Through collaborations in Africa, Haiti, the Caribbean, and arts education in New Orleans, and across Western North Carolina, LEAF aims to preserve the global Black culture and equip their predominantly Black youth with the 6 assets that arts education and exposure help develop: Community Values Youth, Adult Role Models, Creative Activities, Cultural Competence, Personal Power, & Self-Esteem.

“The youth of the LEAF International program are the leaders of the global citizenship movement – finding creative ways to produce and create despite the challenges at hand. Culture in their community comes first and it’s used to affirm the community, communicate values, enhance cultural sensitivity, and inspire meaningful dialogue. Their greatest display of preservation is seen and felt through their traditional drum and dance styles.” – Schree Chavdarov, LEAF Global Engagement Director

February 14th also marks the 1 year anniversary of the opening of the LEAF Global Arts center – located in downtown Asheville, NC in the historic Del Cardo building. 

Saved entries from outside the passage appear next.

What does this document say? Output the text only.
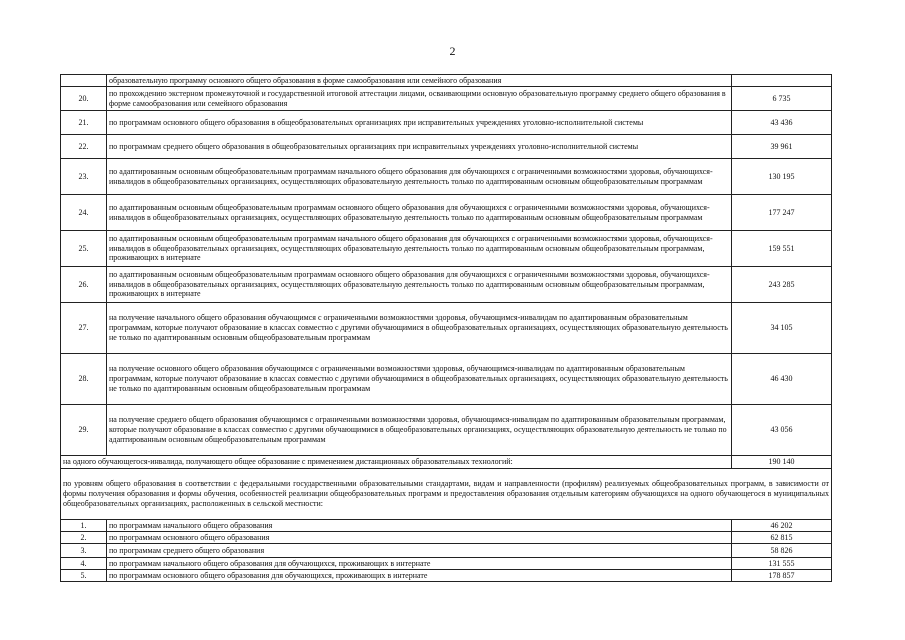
2
	образовательную программу основного общего образования в форме самообразования или семейного образования	
20.	по прохождению экстерном промежуточной и государственной итоговой аттестации лицами, осваивающими основную образовательную программу среднего общего образования в форме самообразования или семейного образования	6 735
21.	по программам основного общего образования в общеобразовательных организациях при исправительных учреждениях уголовно-исполнительной системы	43 436
22.	по программам среднего общего образования в общеобразовательных организациях при исправительных учреждениях уголовно-исполнительной системы	39 961
23.	по адаптированным основным общеобразовательным программам начального общего образования для обучающихся с ограниченными возможностями здоровья, обучающихся-инвалидов в общеобразовательных организациях, осуществляющих образовательную деятельность только по адаптированным основным общеобразовательным программам	130 195
24.	по адаптированным основным общеобразовательным программам основного общего образования для обучающихся с ограниченными возможностями здоровья, обучающихся-инвалидов в общеобразовательных организациях, осуществляющих образовательную деятельность только по адаптированным основным общеобразовательным программам	177 247
25.	по адаптированным основным общеобразовательным программам начального общего образования для обучающихся с ограниченными возможностями здоровья, обучающихся-инвалидов в общеобразовательных организациях, осуществляющих образовательную деятельность только по адаптированным основным общеобразовательным программам, проживающих в интернате	159 551
26.	по адаптированным основным общеобразовательным программам основного общего образования для обучающихся с ограниченными возможностями здоровья, обучающихся-инвалидов в общеобразовательных организациях, осуществляющих образовательную деятельность только по адаптированным основным общеобразовательным программам, проживающих в интернате	243 285
27.	на получение начального общего образования обучающимся с ограниченными возможностями здоровья, обучающимся-инвалидам по адаптированным образовательным программам, которые получают образование в классах совместно с другими обучающимися в общеобразовательных организациях, осуществляющих образовательную деятельность не только по адаптированным основным общеобразовательным программам	34 105
28.	на получение основного общего образования обучающимся с ограниченными возможностями здоровья, обучающимся-инвалидам по адаптированным образовательным программам, которые получают образование в классах совместно с другими обучающимися в общеобразовательных организациях, осуществляющих образовательную деятельность не только по адаптированным основным общеобразовательным программам	46 430
29.	на получение среднего общего образования обучающимся с ограниченными возможностями здоровья, обучающимся-инвалидам по адаптированным образовательным программам, которые получают образование в классах совместно с другими обучающимися в общеобразовательных организациях, осуществляющих образовательную деятельность не только по адаптированным основным общеобразовательным программам	43 056
на одного обучающегося-инвалида, получающего общее образование с применением дистанционных образовательных технологий:		190 140
по уровням общего образования в соответствии с федеральными государственными образовательными стандартами, видам и направленности (профилям) реализуемых общеобразовательных программ, в зависимости от формы получения образования и формы обучения, особенностей реализации общеобразовательных программ и предоставления образования отдельным категориям обучающихся на одного обучающегося в муниципальных общеобразовательных организациях, расположенных в сельской местности:		
1.	по программам начального общего образования	46 202
2.	по программам основного общего образования	62 815
3.	по программам среднего общего образования	58 826
4.	по программам начального общего образования для обучающихся, проживающих в интернате	131 555
5.	по программам основного общего образования для обучающихся, проживающих в интернате	178 857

The immersive 3,300 sq ft. space – which played host to Nina Simone, Al Green, and more, in its past life –  was historically a safe space for Blackness and a hub for Black culture in Asheville’s historically White, privileged town. Now, with exhibitions featuring New Orlean’s Black Masking Indian, Shaka Zulu, a room dedicated to Nelson “Madiba” Mandela, a music trail map that traces the origins of Black music throughout the South, and more, LEAF aims to keep that same tradition alive while expanding its reach.

Mayani is a Maasai boy from longido Arusha. He went to boarding school at 6 years old and lost his Maasai language and tradition. Since joining the LEAF program, he has learned to sing Maasai songs, practiced the ‘jump’ tradition and wear Maasai shukas (traditional clothing). Mayani is extremely happy and is currently teaching other youth the culture.